Direct C-H alkylation of naphthoquinones with amino acids through a revisited Kochi-Anderson radical decarboxylation: Trends in reactivity and applications
Naturale, Guillaume,Lamblin, Marc,Commandeur, Claude,Dessolin, Jean,Felpin, Francois-Xavier
supporting information, p. 5774 - 5788,15 (2020/09/15)
In our ongoing research program into the discovery of new anticancer drugs, we were interested in the preparation of naphthoquinone scaffolds bearing aminoalkyl side-chains. Following this aim, we revisited the Kochi-Anderson radical decarboxylation of amino acids in order to set up a versatile route to the direct functionalization of naphthoquinones. The best reaction conditions were applied to a selected series of compounds in a systematic methodological study which allowed us to establish important trends in reactivity.

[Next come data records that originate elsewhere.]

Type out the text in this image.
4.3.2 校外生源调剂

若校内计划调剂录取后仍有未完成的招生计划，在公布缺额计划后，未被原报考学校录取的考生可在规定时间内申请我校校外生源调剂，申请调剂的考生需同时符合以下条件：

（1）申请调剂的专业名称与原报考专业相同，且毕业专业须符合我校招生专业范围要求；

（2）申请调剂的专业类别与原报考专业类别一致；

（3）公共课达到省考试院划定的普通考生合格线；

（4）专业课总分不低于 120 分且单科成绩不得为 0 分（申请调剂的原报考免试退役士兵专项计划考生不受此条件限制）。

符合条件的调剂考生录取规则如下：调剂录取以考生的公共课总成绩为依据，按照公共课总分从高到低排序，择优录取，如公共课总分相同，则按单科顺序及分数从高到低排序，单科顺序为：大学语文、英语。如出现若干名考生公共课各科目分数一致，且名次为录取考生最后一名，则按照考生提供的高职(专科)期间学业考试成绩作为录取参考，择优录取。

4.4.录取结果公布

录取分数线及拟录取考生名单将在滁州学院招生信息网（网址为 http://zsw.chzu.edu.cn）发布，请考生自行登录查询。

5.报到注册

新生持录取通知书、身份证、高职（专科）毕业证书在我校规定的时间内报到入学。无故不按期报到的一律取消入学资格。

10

We found that α-substituted β-amino acids were the most suitable substrates for the radical addition. In contrast, α-amino acids gave modest results. The influence of the amine protecting groups on the reaction outcome has also been studied. This practical procedure allows the introduction of various unsymmetrical moieties, including orthogonally protected linear aminoalkyl chains or chiral dipeptidic chains, and opens the door to a wide scope of easily accessible chemical diversity.